The past year has brought significant scrutiny to the social media landscape. Security (or lack thereof) has been the latest “trending topic” for mainstream media, as major players like Facebook begin to introduce new and innovative applications to help third parties begin to target their communications more effectively. On a recent flight back from Raleigh, I read Time’s article about how Facebook is changing the way we communicate and interact with one another, and although a bit mind-numbing and scary, it makes sense when you really look at the evolution of digital marketing over the past 15 years.
Back when I was an account executive at Wunderman, working on integrated plans with Y&R, Burson-Marsteller, and The Media Edge, agency teams always made room for “online spend” without a strong foundation for why it was so necessary—just that everyone was doing it, so therefore we must do it as well. At the time, marketers were trying to sort through click-through data as it applied to the overall impressions that our clients were after. If there was a strong eCommerce storefront, then we could obviously track conversions. But where and who we were communicating to was really a model of testing and trial. A lot of money wasted, to hit that sweet spot…and all without really understanding our customer. Who were they? And what were they telling us they were looking for?
But now, applications such as Facebook Connect are allowing marketers with tighter budgets a chance to target customers based on profile data that is probably more accurate and honest than anything Neilson or Simmons could gather 10 years ago. And this data, in turn, really fosters the immediate engagement that is so critical in today’s purchase environment.
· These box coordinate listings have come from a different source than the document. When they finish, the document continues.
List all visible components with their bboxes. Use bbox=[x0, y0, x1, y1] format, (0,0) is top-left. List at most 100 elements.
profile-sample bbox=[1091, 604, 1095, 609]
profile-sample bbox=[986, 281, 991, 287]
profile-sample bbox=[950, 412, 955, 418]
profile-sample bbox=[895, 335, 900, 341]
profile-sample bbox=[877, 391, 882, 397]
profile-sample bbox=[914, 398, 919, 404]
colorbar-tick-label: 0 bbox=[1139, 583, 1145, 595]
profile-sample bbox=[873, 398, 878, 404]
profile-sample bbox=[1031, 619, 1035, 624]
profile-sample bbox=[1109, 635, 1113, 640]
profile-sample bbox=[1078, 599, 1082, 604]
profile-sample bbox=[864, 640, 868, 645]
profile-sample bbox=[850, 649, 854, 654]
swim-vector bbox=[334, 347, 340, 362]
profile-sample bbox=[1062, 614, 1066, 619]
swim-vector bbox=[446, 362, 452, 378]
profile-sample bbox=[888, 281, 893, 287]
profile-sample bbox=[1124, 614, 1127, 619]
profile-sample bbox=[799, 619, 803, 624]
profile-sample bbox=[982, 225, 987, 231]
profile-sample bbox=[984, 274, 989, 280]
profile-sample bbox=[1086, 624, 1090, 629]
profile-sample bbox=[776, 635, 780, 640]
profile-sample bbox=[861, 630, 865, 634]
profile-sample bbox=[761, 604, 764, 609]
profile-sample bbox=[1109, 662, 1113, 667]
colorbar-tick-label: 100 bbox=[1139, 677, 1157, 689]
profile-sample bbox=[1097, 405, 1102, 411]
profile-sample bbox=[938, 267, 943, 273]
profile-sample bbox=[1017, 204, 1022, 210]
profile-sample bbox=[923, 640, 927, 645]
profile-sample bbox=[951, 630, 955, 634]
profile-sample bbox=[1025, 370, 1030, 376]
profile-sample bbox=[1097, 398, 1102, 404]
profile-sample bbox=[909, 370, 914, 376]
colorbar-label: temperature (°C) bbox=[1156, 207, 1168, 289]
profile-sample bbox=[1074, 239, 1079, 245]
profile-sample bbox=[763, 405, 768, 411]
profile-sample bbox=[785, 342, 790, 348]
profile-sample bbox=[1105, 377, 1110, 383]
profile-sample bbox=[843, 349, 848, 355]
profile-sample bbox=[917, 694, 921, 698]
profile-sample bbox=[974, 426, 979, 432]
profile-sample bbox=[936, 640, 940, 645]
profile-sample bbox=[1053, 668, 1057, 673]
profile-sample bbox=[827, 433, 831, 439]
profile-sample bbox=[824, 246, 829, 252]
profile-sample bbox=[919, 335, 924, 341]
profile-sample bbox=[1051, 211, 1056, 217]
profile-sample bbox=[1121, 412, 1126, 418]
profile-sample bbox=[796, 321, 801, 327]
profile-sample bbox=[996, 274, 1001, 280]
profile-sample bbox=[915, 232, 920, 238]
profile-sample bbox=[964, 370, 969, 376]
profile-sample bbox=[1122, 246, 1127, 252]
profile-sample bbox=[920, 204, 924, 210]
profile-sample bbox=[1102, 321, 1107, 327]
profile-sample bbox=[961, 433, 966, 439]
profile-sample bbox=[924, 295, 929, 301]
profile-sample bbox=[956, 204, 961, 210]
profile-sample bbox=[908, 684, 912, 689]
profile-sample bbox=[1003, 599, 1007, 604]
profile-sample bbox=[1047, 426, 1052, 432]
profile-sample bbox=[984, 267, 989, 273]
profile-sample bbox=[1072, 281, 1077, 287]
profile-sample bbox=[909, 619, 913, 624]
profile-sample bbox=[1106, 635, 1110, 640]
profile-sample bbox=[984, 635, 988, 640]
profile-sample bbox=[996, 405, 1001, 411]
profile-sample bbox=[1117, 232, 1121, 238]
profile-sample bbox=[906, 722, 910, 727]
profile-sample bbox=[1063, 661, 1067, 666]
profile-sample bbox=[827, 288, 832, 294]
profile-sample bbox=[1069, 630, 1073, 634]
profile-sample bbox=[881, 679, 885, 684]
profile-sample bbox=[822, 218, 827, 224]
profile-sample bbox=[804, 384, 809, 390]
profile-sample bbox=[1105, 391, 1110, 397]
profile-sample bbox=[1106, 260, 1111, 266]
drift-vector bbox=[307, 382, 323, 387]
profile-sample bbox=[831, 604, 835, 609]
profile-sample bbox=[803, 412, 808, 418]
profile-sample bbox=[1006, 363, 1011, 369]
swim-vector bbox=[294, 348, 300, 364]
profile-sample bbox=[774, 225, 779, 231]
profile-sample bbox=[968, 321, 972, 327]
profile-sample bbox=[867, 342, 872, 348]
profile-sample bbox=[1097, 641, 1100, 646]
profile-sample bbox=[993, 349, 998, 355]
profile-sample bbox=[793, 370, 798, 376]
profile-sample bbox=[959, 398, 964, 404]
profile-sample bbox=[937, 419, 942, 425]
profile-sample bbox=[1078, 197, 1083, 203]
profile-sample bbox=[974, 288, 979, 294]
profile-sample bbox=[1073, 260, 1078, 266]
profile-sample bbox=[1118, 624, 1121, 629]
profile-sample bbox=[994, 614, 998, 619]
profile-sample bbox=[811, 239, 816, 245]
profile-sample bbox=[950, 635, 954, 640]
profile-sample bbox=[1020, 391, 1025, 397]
By opening up online discussions on a product or service, enabling virtual trial, or sharing purchase behavior with peers, the engagements that these new applications provide all fall within the old traditional interaction model that agencies have been following for years—except that the new social Web can evolve with the customer in mere seconds, rather than wait for the next annual planning meeting. As long as the sharing of information remains in the control of the consumer, I think the marketer, customer, and open Web will have a long and lasting marriage together.